As a stand alone graphic this is ridiculously awful. The one good thing it did was to have a stick figure running up the side, indicating that exercise is part of the program. The rest has almost no instructive value as a static graphic. If there were concerns before that some people wouldn’t be able to use the chart properly because they couldn’t read English, this chart has far greater problems to surmount. It can only be used in an interactive setting. The color coded bars aren’t even labeled, they all appear to be more or less even. So the idea it’s offering seems to be: eat everything in equal amounts and then go running. If you make it over to the mypyramid site you’ll see that it asks you questions about your height, weight and gender to help suggest a pyramid just for you. But the graphic gets left behind in the process in favor of tables.

Next?

For a project I was working on last summer, I took my own stab at redesigning the food pyramid by literally standing it on its head. Walter Willett’s book “Eat, Drink and Be Healthy” served as the nutritional guide. In addition to telling people what TO eat, the graphic tells people what NOT TO eat. Down at the bottom there is also a grey area representing foods in which the evidence has gone both ways. Some studies suggest that a glass of red wine every day is good but we also know that too much drinking is bad. And at least one study suggested that one daily serving of any alcoholic beverage was therapeutic, not just red wine. Vitamin supplements are another hot area with recent studies showing that they don’t do much.

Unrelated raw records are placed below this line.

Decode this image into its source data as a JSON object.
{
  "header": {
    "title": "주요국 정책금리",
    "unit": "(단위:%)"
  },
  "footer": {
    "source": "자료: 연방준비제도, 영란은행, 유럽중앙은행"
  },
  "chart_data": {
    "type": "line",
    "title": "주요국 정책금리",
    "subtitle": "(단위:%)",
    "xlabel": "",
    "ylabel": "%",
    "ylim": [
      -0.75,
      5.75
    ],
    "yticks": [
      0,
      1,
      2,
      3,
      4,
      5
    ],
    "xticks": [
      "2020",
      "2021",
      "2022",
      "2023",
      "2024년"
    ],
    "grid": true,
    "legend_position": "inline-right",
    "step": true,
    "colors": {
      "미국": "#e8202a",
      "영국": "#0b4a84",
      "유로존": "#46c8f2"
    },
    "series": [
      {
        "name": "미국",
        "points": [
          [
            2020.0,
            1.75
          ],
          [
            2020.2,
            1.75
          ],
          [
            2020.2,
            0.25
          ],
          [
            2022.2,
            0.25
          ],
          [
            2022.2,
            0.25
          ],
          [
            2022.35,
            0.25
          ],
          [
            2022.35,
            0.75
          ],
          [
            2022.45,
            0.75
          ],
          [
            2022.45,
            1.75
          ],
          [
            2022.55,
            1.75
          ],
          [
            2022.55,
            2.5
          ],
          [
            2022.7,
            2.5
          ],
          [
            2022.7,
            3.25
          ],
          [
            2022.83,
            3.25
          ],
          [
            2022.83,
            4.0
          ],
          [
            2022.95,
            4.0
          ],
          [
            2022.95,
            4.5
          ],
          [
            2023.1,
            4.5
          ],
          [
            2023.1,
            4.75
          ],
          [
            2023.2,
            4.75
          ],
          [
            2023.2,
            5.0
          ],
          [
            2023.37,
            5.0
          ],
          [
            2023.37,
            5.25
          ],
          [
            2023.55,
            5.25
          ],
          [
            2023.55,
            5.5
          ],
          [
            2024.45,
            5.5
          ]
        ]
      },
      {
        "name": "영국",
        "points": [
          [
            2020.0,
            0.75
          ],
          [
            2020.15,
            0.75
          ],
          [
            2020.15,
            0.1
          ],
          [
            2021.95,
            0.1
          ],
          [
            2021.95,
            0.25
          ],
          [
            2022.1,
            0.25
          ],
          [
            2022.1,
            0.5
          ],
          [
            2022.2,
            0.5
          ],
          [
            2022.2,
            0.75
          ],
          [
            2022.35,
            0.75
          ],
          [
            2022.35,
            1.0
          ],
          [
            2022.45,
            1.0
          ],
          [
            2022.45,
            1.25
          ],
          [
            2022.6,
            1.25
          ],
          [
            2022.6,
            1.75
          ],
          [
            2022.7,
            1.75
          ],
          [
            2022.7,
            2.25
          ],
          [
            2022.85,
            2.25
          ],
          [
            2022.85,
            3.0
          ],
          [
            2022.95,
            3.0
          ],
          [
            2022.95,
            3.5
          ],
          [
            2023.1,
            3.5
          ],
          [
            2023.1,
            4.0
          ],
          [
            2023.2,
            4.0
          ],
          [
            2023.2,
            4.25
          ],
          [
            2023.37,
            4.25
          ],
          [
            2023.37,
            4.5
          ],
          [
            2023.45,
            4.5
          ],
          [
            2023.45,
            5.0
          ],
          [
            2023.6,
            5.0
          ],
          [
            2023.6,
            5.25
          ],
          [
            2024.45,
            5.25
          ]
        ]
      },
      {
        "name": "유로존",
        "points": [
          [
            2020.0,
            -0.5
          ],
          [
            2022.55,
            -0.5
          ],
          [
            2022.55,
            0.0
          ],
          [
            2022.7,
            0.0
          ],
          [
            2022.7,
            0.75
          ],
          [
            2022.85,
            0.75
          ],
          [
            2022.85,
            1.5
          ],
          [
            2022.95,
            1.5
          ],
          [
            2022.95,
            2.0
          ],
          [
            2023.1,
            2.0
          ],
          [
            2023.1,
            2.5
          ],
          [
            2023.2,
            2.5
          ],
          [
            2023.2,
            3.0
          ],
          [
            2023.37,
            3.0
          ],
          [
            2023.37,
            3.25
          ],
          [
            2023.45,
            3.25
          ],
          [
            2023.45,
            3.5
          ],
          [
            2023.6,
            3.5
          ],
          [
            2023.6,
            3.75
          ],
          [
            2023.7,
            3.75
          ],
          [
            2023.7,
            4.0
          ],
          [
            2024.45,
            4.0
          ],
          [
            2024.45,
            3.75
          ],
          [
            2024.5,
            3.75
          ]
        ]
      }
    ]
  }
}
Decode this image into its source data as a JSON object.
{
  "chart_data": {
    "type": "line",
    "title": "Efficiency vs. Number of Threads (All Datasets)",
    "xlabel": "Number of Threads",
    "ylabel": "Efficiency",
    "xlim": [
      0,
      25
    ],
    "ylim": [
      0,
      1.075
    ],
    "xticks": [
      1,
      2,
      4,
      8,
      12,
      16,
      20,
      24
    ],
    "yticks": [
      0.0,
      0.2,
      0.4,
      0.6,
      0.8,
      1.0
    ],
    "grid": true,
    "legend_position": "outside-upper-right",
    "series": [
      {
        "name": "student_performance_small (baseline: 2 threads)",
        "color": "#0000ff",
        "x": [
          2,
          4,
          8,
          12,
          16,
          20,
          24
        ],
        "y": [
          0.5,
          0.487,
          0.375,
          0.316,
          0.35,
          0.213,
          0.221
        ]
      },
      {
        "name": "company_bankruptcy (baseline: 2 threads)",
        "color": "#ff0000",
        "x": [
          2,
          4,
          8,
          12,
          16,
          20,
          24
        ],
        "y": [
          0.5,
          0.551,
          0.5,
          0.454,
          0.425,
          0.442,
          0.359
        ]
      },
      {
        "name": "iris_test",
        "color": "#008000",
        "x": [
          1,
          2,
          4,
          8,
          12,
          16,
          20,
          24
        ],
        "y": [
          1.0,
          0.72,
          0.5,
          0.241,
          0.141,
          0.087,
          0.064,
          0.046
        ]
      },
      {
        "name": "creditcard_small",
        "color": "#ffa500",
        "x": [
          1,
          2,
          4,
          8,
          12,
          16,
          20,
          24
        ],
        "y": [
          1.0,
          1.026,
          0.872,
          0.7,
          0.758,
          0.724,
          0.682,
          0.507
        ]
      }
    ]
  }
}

I welcome comments on this particular pyramid.

Based on data from Walter Willett's Eat Drink and Be Healthy
Based on data from Walter Willett's Eat Drink and Be Healthy

Relevant Resources

Kolata, Gina. (2006, 8 February) Low-Fat Diet Does Not Cut Health Risks, Study Finds The New York Times online.

Kolata, Gina. (1994, 14 April) Vitamin Supplements Are Seen As No Guard Against Diseases New York Times.

mypyramid.gov

Nestle, Marion. (2007) Food Politics: How the food industry influences nutrition and health, 2nd ed. Berkeley: University of California Press.

Parker-Pope, Tara. (2009, 16 February) Vitamin Pills: A False Hope? Well Blog: The New York Times online.

Rabin, R.C. (2009, June 15) Alcohol is good for you? Some scientists doubt it” New York Times online.

Willett WC. Eat, Drink, and Be Healthy. New York: Simon and Schuster, 2001.